Notebook
If I do not go on holiday immediately, I fear I will shortly have my own 'copycat riot'. The temptation to riot comes over me in surges. It might be irresistible if I had to hand the necessary equipment, such as a supply of bricks. I cannot explain what has put me in this dangerous mood. It cannot be unemployment, for I have enjoyed full employment for too long; I do not think I was a deprived child although my parents sent me to Eton; I am dark, but not black; my housing conditions are more than adequate. Maybe I am simply a person of criminal disposition, as Mr Eldon Griffiths thinks all rioters are. There was certainly a lot of looting at Eton, particularly at Old Ma Brown's Bookshop in the High Street at which boys would steal books from the shelves in one room and sell them back to Old Ma Brown in the other. But, in fact, it is not the prospect of material gain that is threatening to turn me into a copycat rioter. I think my problem comes into the 'cry for help' category and should be discussed in the pages of the Guardian.
Give me the bricks and I will finish the job. I will start by throwing some through the windows of the tourist buses jamming the streets of central London. There is no more depressing spectacle than the blank, resigned faces of packaged tourists neither knowing nor caring where they are going. They absorb like blotting paper what little joy there is in the air. Poor Prince Charles, poor Lady Diana, to have to get married in such a place! Poor things, too, to be married by Archbishop Runcie! He has earned another of my bricks for discussing with the world's press his chat with the Royal couple on sex and marriage. They must surely have assumed that this part at least of the preparations for their marriage, uplifting though it may have been, would not be made public at a televised press conference. But one has grown to expect Dr Runcie to be embarrassing whenever an opportunity presents itself.

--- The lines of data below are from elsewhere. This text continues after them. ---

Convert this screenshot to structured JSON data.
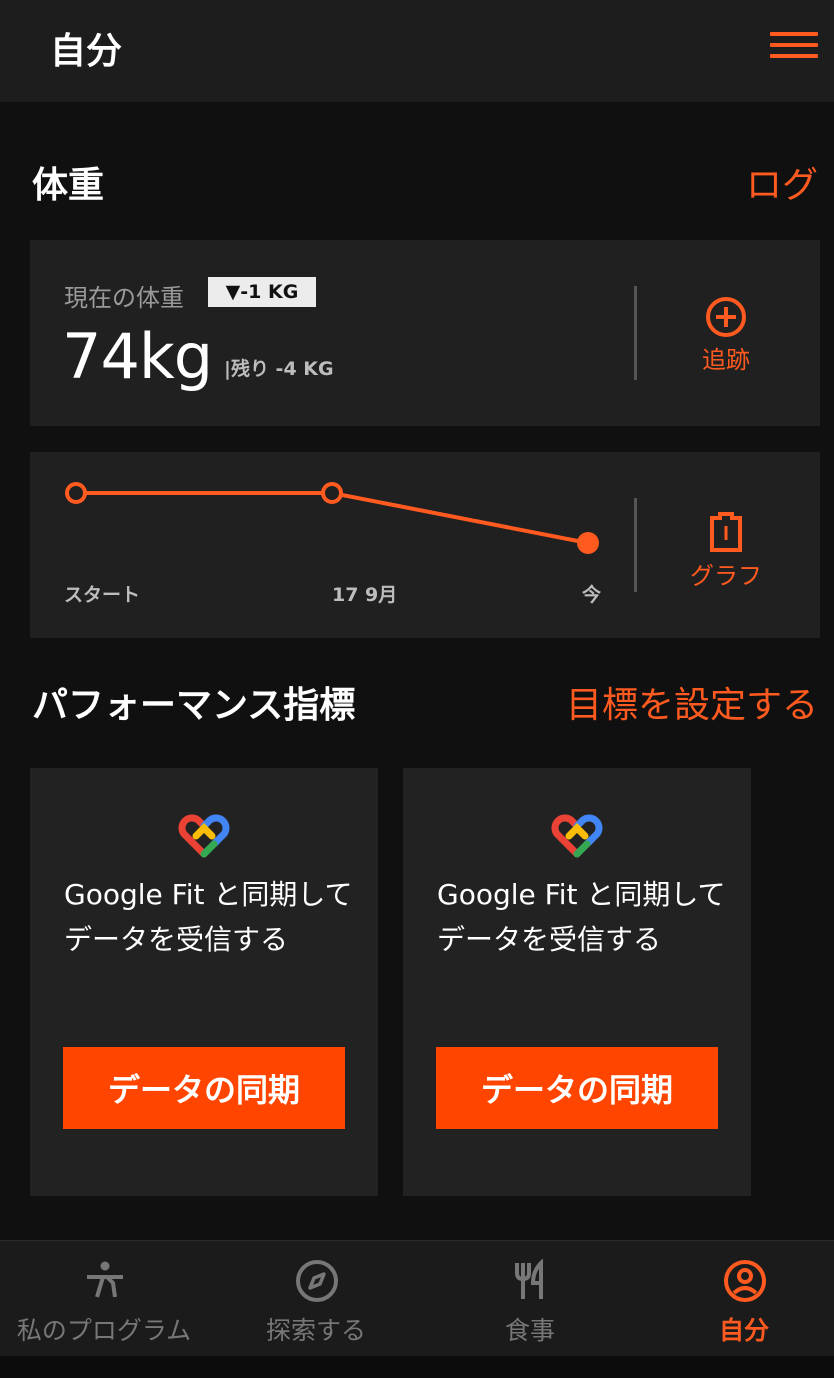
{
  "header": {
    "title": "自分",
    "menu_icon": "hamburger-menu-icon"
  },
  "weight_section": {
    "title": "体重",
    "log_link": "ログ",
    "current_label": "現在の体重",
    "delta_badge": "▼-1 KG",
    "current_value": "74kg",
    "remaining": "|残り -4 KG",
    "track_label": "追跡",
    "track_icon": "plus-circle-icon"
  },
  "chart_section": {
    "graph_label": "グラフ",
    "graph_icon": "clipboard-icon"
  },
  "chart_data": {
    "type": "line",
    "categories": [
      "スタート",
      "17 9月",
      "今"
    ],
    "values": [
      75,
      75,
      74
    ],
    "xlabel": "",
    "ylabel": "",
    "grid": false,
    "line_color": "#ff5a1f"
  },
  "performance_section": {
    "title": "パフォーマンス指標",
    "set_goal_link": "目標を設定する",
    "cards": [
      {
        "icon": "google-fit-heart-icon",
        "text": "Google Fit と同期してデータを受信する",
        "button": "データの同期"
      },
      {
        "icon": "google-fit-heart-icon",
        "text": "Google Fit と同期してデータを受信する",
        "button": "データの同期"
      }
    ]
  },
  "tabbar": {
    "tabs": [
      {
        "label": "私のプログラム",
        "icon": "exercise-person-icon",
        "active": false
      },
      {
        "label": "探索する",
        "icon": "compass-icon",
        "active": false
      },
      {
        "label": "食事",
        "icon": "fork-knife-icon",
        "active": false
      },
      {
        "label": "自分",
        "icon": "profile-icon",
        "active": true
      }
    ]
  },
  "colors": {
    "accent": "#ff5a1f",
    "button": "#ff4500",
    "background": "#101010",
    "card": "#202020"
  }
}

Mrs Thatcher's night out at the theatre was another embarrassment. A small brick, therefore, for the publicity people who advised her to go. Before the play (Anyone for Denis? at the Whitehall theatre), she said to Angela Thorne, who so brilliantly impersonates her, 'I think the evening is going to be equally difficult for both of us', and next day she confirmed that it had been for her by savaging her publicity people. The Daily Mirror is said to have planned a headline saying 'Maggie giggles while Britain burns', but the headline was not printed, perhaps because she did not in fact giggle much, except at the butler impersonating Roy Jenkins. While Mrs Thatcher may have been more victim than villain in this embarrassing episode, I think she nevertheless deserves a little brick through her window for inviting Mr Paul Raymond to the after-theatre party at Downing Street, even if he does happen to own the Whitehall Theatre.

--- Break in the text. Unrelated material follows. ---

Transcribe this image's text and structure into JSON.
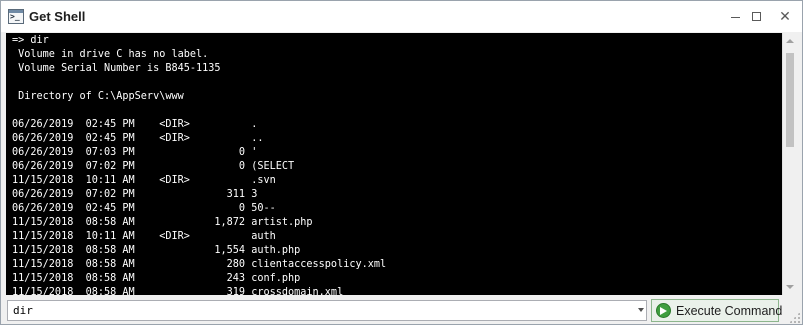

Aspot of looting is also called for at the research department of the BBC. Last month, Mrs Thatcher was due to appear on the Jimmy Young show (he deserves a brick in his own right), but had to cancel the broadcast on the same day because it coincided with a debate on unemployment in the House of Commons. Unaware of the cancellation, the research department carried out a survey of listeners' reactions. The majority opinion was that her appearance had been 'very interesting' and her opinions thought-provoking. Small prizes should be awarded to those who gave these answers, gallant freedom-fighters in the war against the market research industry.
Opinion pools do, however, exercise a certain fascination, even if one does not know whether to believe them or not. Sphere last month published a paperback containing most of the polls carried out in 1980 by Gallup. One poll revealed, incredibly, that 54 per cent of Roman Catholics would approve of folk music being played during Mass, and 46 per cent would be quite content for nuns to wear ordinary clothes instead of habits. The Church of England emerges much better, with 52 per cent of churchgoers expressing reservations about the Series 3 version of the Anglican Prayer Book. Gallup has the impertinence to comment on these findings, revealing its contempt for Anglican traditionalism: 'The Catholics, perhaps more sure of themselves, are prepared to abandon the purely traditional verbal barriers to communication, feeling they are not essential.' A lot of bricks required here.
Icould almost get a brick through the plate glass windows of The Times by throwing it from the Spectator's garden in Doughty Street. My hope would be that it would hit the dreadful cartoonist Lurie, but I believe he is an American and comments upon our affairs from the other side of the Atlantic. His cartoon last Monday looked as if it had been drawn specially for the Socialist Worker. It showed a fierce judge in an 'instant court' hitting a cringing youth on the head with his gavel, while pronouncing the word 'Guilty'. I have studied it for hidden subtleties, but it still conveys the impression that The Times is on the side of the rioters and against the courts, a strange position for it to find itself in.
In Fleet Street, there are many suitable riot targets, but I doubt if my own services will be required. The public will do the job for me. Journalists can seldom have been more unpopular than they are today. First there was the controversy about chequebook journalism at the time of the Yorkshire Ripper trial; then journalists were held more or less responsible for organising the riots. On top of all this, they have wearied the public with their domestic squabbles and with their vanity. Their claims to independence and total freedom from proprietorial interference have begun to look presumptuous and tatty. Rows about how newspapers should be managed now erupt in the strangest places. Even Lloyds List — the paper published by Lloyds which gives details of shipping movements around the world— has been having trouble. Last month its chief executive, Mr J. Parkinson, objected, for obscure reasons, to an article about the insurance market in Canada and ordered it to be taken out. As a result, the paper failed to appear and the journalists are demanding guarantees that Lloyds never interferes again in the paper's editorial side. At the Observer, there is still much unhappiness among the journalists over the victory of Mr 'Tiny' Rowlands, despite all the safeguards of editorial independence to which he has agreed. The Observer's political correspondent, Mr Adam Raphael, is said to be hoping to become Political Editor of ITN, a rather less attractive job, I would have thought. For my part, I believe that newspapers are usually better if their editors feel secure against interference. It is therefore quite sensible of them to ask for it. They get in a muddle, however, when they start regarding their independence as some sort of moral absolute, which it obviously is not. As we have said before, there was no good reason why Mr Rowland should have been prevented from acquiring the Observer. Nor is there any good reason why the Observer has to retain the style and attitudes that were given to it by Mr David Astor. It would, however, be a pity if the Observer did become a conservative paper, not because there is anything wrong with being conservative but because there are quite enough conservative papers already. If Fleet Street became all of one mind, the chances of a conflagration will be even greater.
C o I am escaping from the manic atmos phere of this increasingly seedy capital to spend three weeks among the sensible, down-to-earth people of Italy, from which I hope to return restored to sanity. It is with great sadness that, just before leaving, I learn of the death of Ann Fleming, a good friend of the Spectator and a woman who combined mischief and good nature in exactly the right proportions. If there were more people like her, this might be quite a jolly country.